I did as he commanded, and the food landed like a lump in my empty belly, but the sweetness on my lips was divine. I opened again, and the corner of Jace’s mouth lifted in a genuine smile for the first time. His eyes lightened as he pushed a new bite into my mouth.
I ate half of it before he handed me the pills and the orange juice, ordering me to swallow. Already feeling a little better, I grabbed the mug of coffee and squeezed his leg, moving in for a kiss.
Jace’s head snapped back. “Don’t you dare. I was in diapers the last time you brushed those teeth. That mouth’s not coming near me.”
My jaw dropped open, and I quickly put a palm in front of it to blow and smell.
Jace stood and pointed toward the door. “Bathroom. Now.”
I knew when not to argue with Jace. And truth be told, I wouldn’t have had the strength in me to do so if I wanted to. On feeble legs I wobbled, not having used them a whole bunch in the last few days, my pajama bottoms hanging from my hips and dragging across the hardwood.
I flicked the switch on the wall and walked into the bathroom. The cool tile shocked my bare feet, and I rubbed my arms as a chill raced through me.
Jace took my hips and maneuvered me aside so he could make his way over to the tub, which forced a broken girl to stand in the reflection in front of me. I wasn’t ready to see her. But now that I did, I couldn’t take my eyes off her.

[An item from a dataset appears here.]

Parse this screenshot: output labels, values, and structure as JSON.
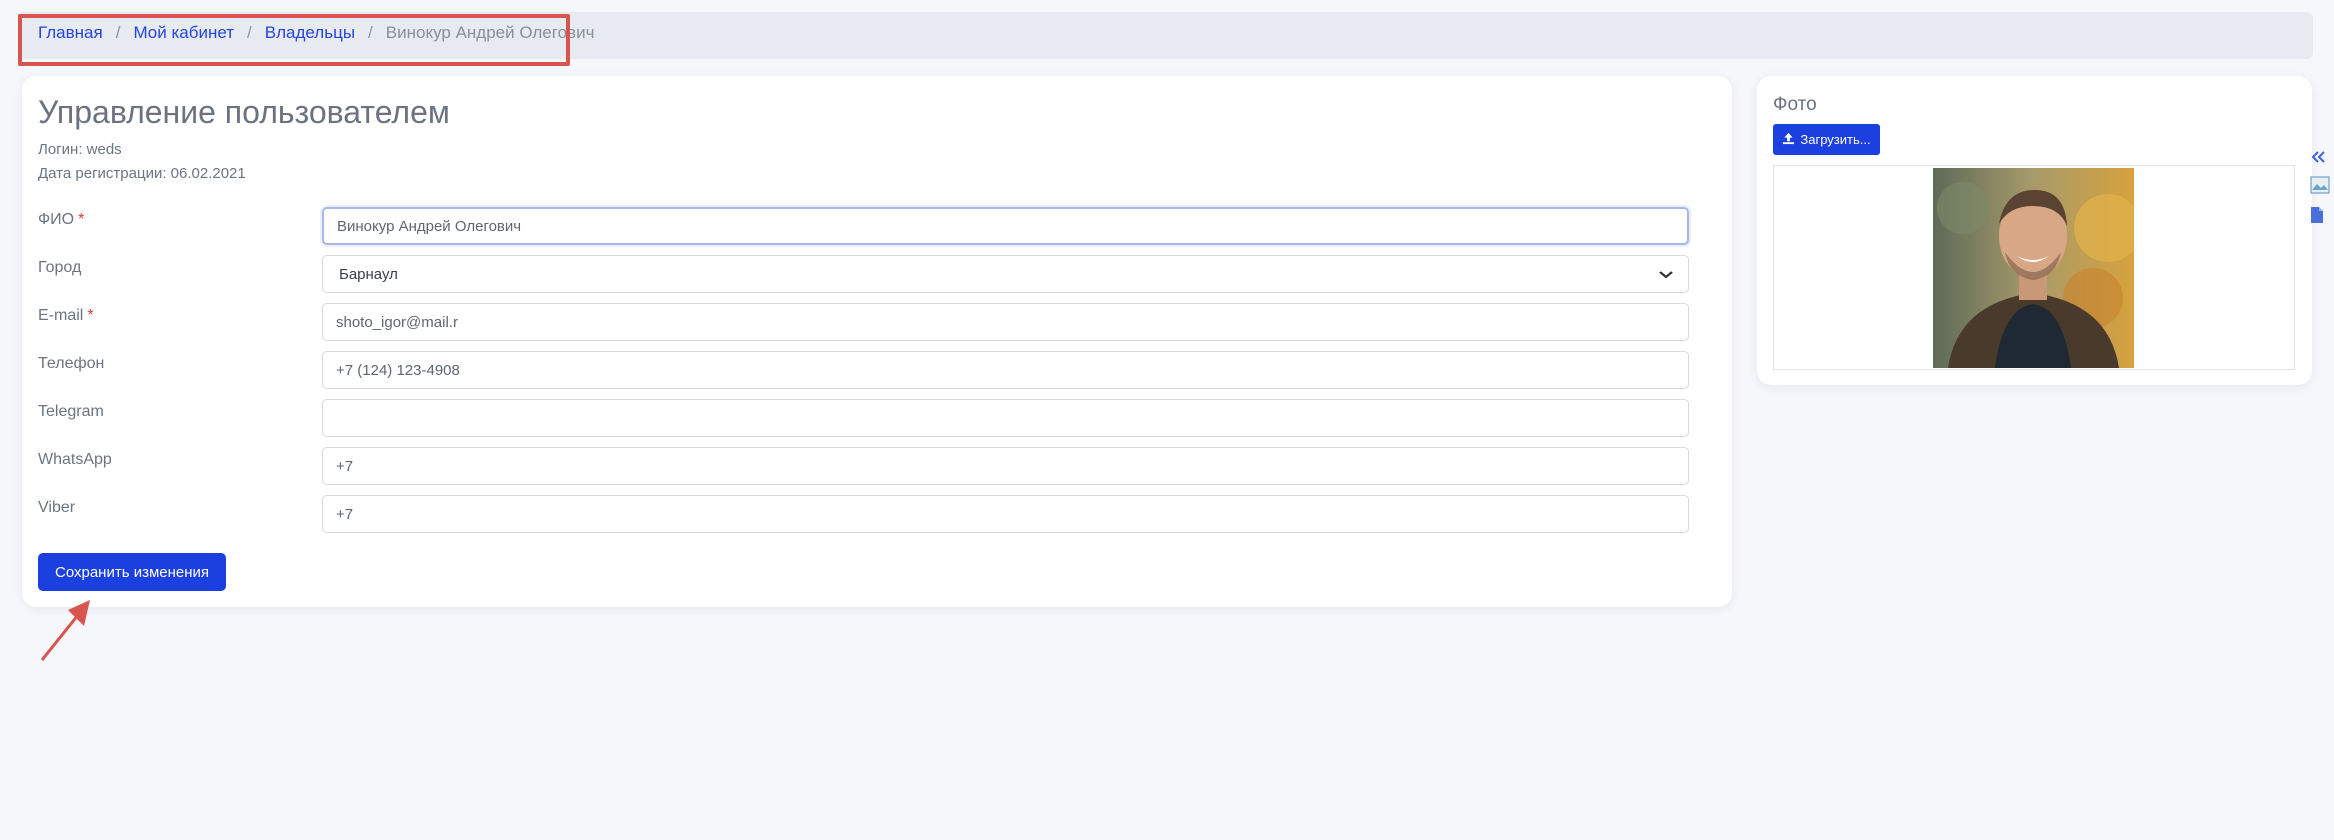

She looked so empty. So shattered. Her eyes were a slimy shade of grayish green, surrounded by red vines, encased in shallow purple shells. Right below, a yellowish patch was splayed over a cheekbone which was more pronounced than I remembered. Atop her head sat a matted nest.
After turning on the water to the shower, Jace came and stood behind me. He put his hands on my shoulders and stared with me, not saying a word—not having to speak. Although he had no trouble reading my mind, I knew this was one time he wanted to stay out of my head. I closed my eyes and turned away.